M. Hulot stands by the entrance to the hotel, two suitcases on the ground next to him. He has his hands on his hips and is staring in fascination at the foreground, where a giant blob of taffy, suspended from a hook on a vendor's stand, is stretching and drooping toward the counter.

The taffy slowly droops, getting closer and closer to the counter, until at the last minute, just as Hulot is about to spring into action, the hand of the proprietor sweeps in from out of frame and catches it. Tati stays on this for a good thirty seconds (and returns to it later in the film), and I can’t think of anything else quite like it. The rhythm of the joke, it seems to me, is not far from the peek-a-boo game we all found so mind-blowingly hilarious as babies, and maybe that’s what Tati’s tapping into here. Or maybe I’m just the kind of person who would feel the same irresistable urge to grab the taffy before it hits the cart. In any event, it cracked me right up.

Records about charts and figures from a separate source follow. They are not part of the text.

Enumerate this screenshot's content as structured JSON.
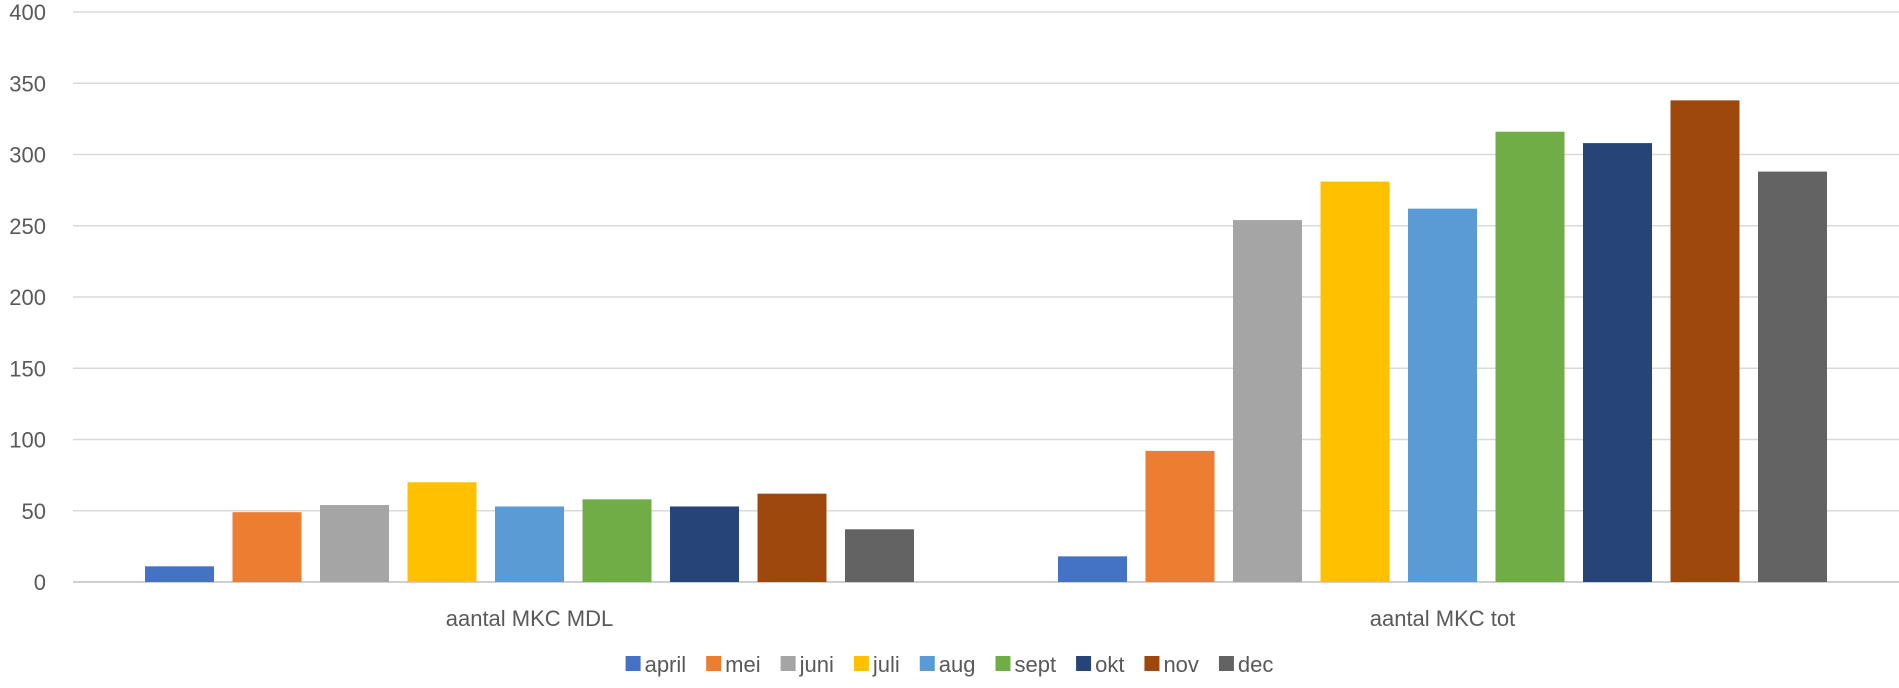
{
  "chart_data": {
    "type": "bar",
    "categories": [
      "aantal MKC MDL",
      "aantal MKC tot"
    ],
    "series": [
      {
        "name": "april",
        "color": "#4472C4",
        "values": [
          11,
          18
        ]
      },
      {
        "name": "mei",
        "color": "#ED7D31",
        "values": [
          49,
          92
        ]
      },
      {
        "name": "juni",
        "color": "#A5A5A5",
        "values": [
          54,
          254
        ]
      },
      {
        "name": "juli",
        "color": "#FFC000",
        "values": [
          70,
          281
        ]
      },
      {
        "name": "aug",
        "color": "#5B9BD5",
        "values": [
          53,
          262
        ]
      },
      {
        "name": "sept",
        "color": "#70AD47",
        "values": [
          58,
          316
        ]
      },
      {
        "name": "okt",
        "color": "#264478",
        "values": [
          53,
          308
        ]
      },
      {
        "name": "nov",
        "color": "#9E480E",
        "values": [
          62,
          338
        ]
      },
      {
        "name": "dec",
        "color": "#636363",
        "values": [
          37,
          288
        ]
      }
    ],
    "ylim": [
      0,
      400
    ],
    "yticks": [
      0,
      50,
      100,
      150,
      200,
      250,
      300,
      350,
      400
    ],
    "grid": true,
    "legend_position": "bottom",
    "title": "",
    "xlabel": "",
    "ylabel": ""
  }
}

Still, it must be said that visual language of the film is surprisingly conventional, at least compared to the loopy modernist brilliance of Play Time. I saw M. Hulot’s Holiday for the first time about a year after Play Time and it’s amazing how dramatically his visual style evolved. There are a few visual puns of the sort that Tati perfected in his later films, like this shot of a man transformed into a horse:

A medium shot of a man in a short sleeved shirt leading two horses, one black and one white, down a rode. The white horse has turned its head and is resting it on the man's shoulder, which creates the illusion that the man has a horse's head.

There’s one brilliantly executed longer joke of this sort. Hulot's car breaks down at a funeral, and he drops the spare tire into a puddle of muddy leaves just as a chauffeur gathers funeral wreaths for the ceremony, and you can probably see where this is going:

M. Hulot stands behind his car, holding up an inner tube covered with leaves so it resembles a wreath. In the background, a chauffeur carries a genuine funeral wreath.

The interesting thing about the confusion with the spare tire is that it only works in black and white; you could probably get an undergraduate paper out of that fact if you throw the name Borges around enough.

I try to be cautious of my tendency to overpraise work that yields to, shall we say, vigorous critical exegesis; at various points in my life I've been a Pink Floyd fan and an English teacher.¹ So it’s possible that my preference for Play Time over M. Hulot’s Holiday stems from my own character flaws—or my sense that modernity is attacking me, too. I will admit to being charmed beyond all measure by the one point where everything comes together, a costume ball where Hulot, against all odds, has a moment of grace and dignity.

M. Hulot, dressed in a pirate costume, dances with a beautiful woman in a dress, wearing a masquerade mask that has been pulled up off her face. Hulot looks much less ridiculous than usual, even in his costume.

Of course, shortly thereafter, Tati has him catapulted at great speed into a canal.

A high-angle shot of the edge of a canal. In the foreground, a car and a truck are parked so that the front of the car and back of the truck are on the edge of frame. A rope is taut between the vehicles; M. Hulot, in white clothing, is flying headlong through the air toward the canal, having just been launched by the rope.

Comedy, like science, requires victims. But the unique thing about M. Hulot’s Holiday is that it isn’t about Hulot’s ritual humiliations. Tati is at least as interested in the sound of the ocean, the strange collections of people who are thrown together on vacation, and that moment—you must have been around six—when your parents’ car finally turned off the highway and the ocean came into view.

A view from inside a bus. Two kids are staring out the window at the beach and ocean.

Supplements

  • If you’d like to see Tati in more of the ritual-humilitation-type comedy, the DVD includes René Clément's short Soigne ton Gauche, in which a pre-Hulot Tati plays a wannabe boxer. It goes about as well as you’d expect.
An improvised boxing ring with a wood floor and cloth ropes. On the left, an experienced boxer leans back away from Hulot, who is in mid air, hopping around, in a 19th century boxing pose, moving his fists in circles.